Congresso aprova reajuste que pode elevar fundo partidário em 2026

Adendo na LDO prevê atualização retroativa do fundo; governo Lula avalia veto

O Congresso Nacional aprovou nesta quinta-feira (4) um dispositivo que pode elevar em cerca de R$ 160 milhões as despesas destinadas aos partidos políticos em 2026. O acréscimo foi incluído na LDO (Lei de Diretrizes Orçamentárias), aprovada pelo plenário após passar pela Comissão Mista de Orçamento (CMO).

Governo admite possibilidade de veto

Segundo o líder do governo no Congresso, senador Randolfe Rodrigues (PT-AP), o presidente Lula pode vetar o trecho que eleva os repasses ao fundo partidário.

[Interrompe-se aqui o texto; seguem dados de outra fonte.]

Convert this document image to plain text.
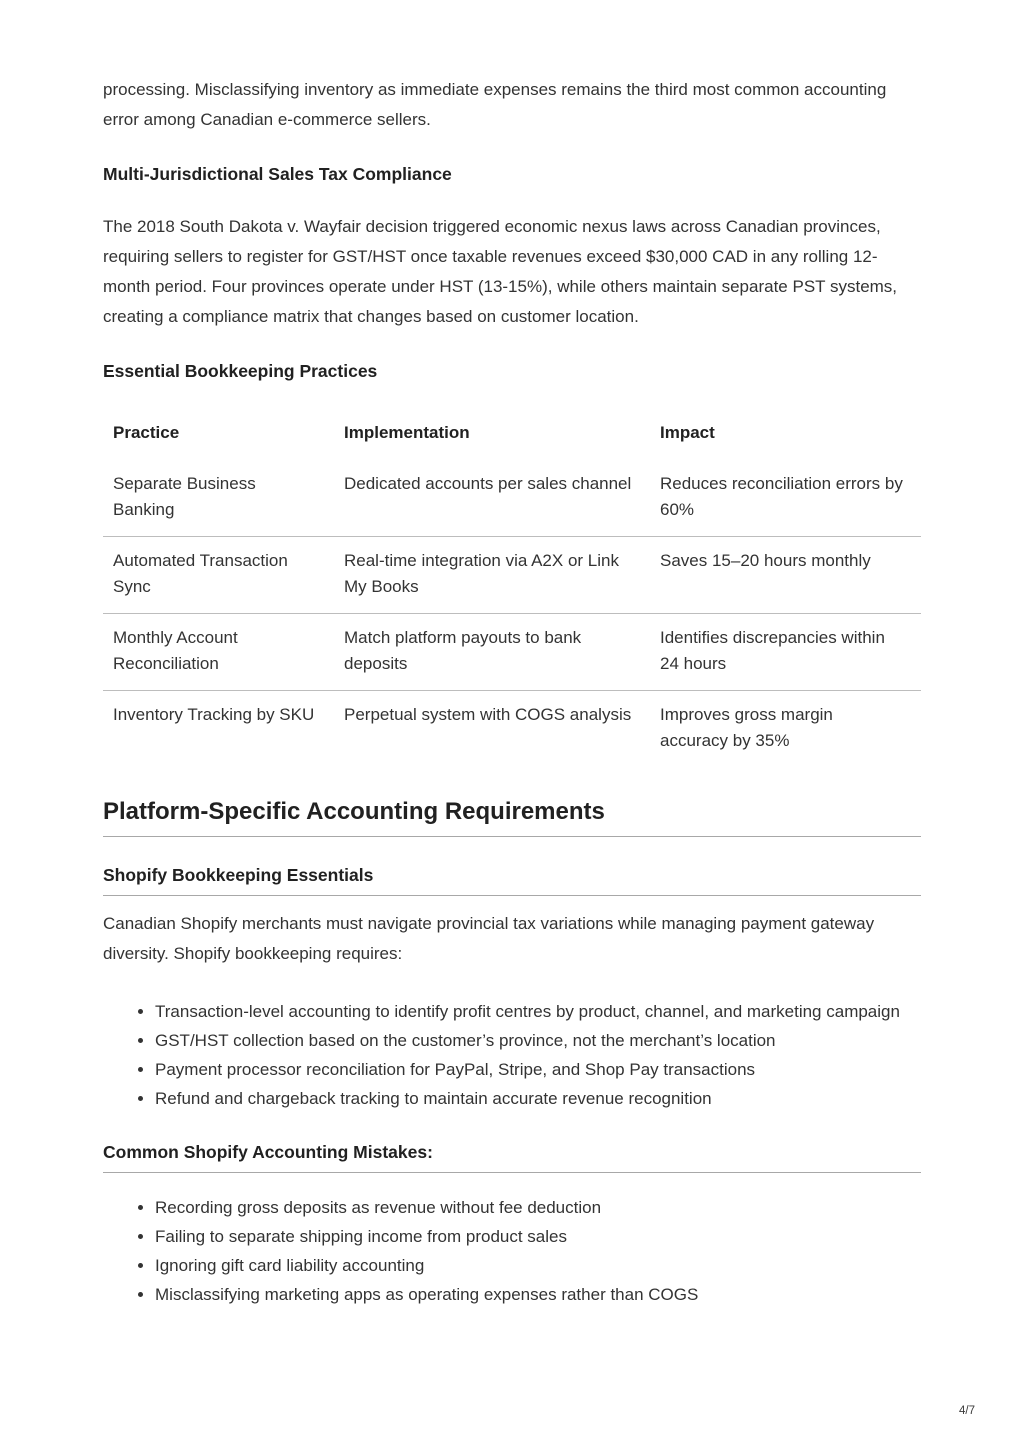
processing. Misclassifying inventory as immediate expenses remains the third most common accounting error among Canadian e-commerce sellers.

Multi-Jurisdictional Sales Tax Compliance

The 2018 South Dakota v. Wayfair decision triggered economic nexus laws across Canadian provinces, requiring sellers to register for GST/HST once taxable revenues exceed $30,000 CAD in any rolling 12-month period. Four provinces operate under HST (13-15%), while others maintain separate PST systems, creating a compliance matrix that changes based on customer location.

Essential Bookkeeping Practices
Practice	Implementation	Impact
Separate Business Banking	Dedicated accounts per sales channel	Reduces reconciliation errors by 60%
Automated Transaction Sync	Real-time integration via A2X or Link My Books	Saves 15–20 hours monthly
Monthly Account Reconciliation	Match platform payouts to bank deposits	Identifies discrepancies within 24 hours
Inventory Tracking by SKU	Perpetual system with COGS analysis	Improves gross margin accuracy by 35%
Platform-Specific Accounting Requirements
Shopify Bookkeeping Essentials

Canadian Shopify merchants must navigate provincial tax variations while managing payment gateway diversity. Shopify bookkeeping requires:

• Transaction-level accounting to identify profit centres by product, channel, and marketing campaign
• GST/HST collection based on the customer’s province, not the merchant’s location
• Payment processor reconciliation for PayPal, Stripe, and Shop Pay transactions
• Refund and chargeback tracking to maintain accurate revenue recognition
Common Shopify Accounting Mistakes:
• Recording gross deposits as revenue without fee deduction
• Failing to separate shipping income from product sales
• Ignoring gift card liability accounting
• Misclassifying marketing apps as operating expenses rather than COGS
4/7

O adendo foi apresentado pelo deputado Luiz Carlos Motta (PL-SP), que defendeu o aumento por atender ao interesse das bancadas.

Em 2026, ano eleitoral, já estão previstos cerca de R$ 1 bilhão para o fundo partidário e R$ 4,9 bilhões para o fundo eleitoral — valor ampliado pela CMO após proposta inicial de R$ 1 bilhão enviada pelo governo.

Reajuste retroativo desde 2016

O adendo aprovado determina que o fundo partidário seja reajustado retroativamente desde 2016, seguindo a regra do novo arcabouço fiscal, que permite aumento de até 2,5% acima da inflação ao ano.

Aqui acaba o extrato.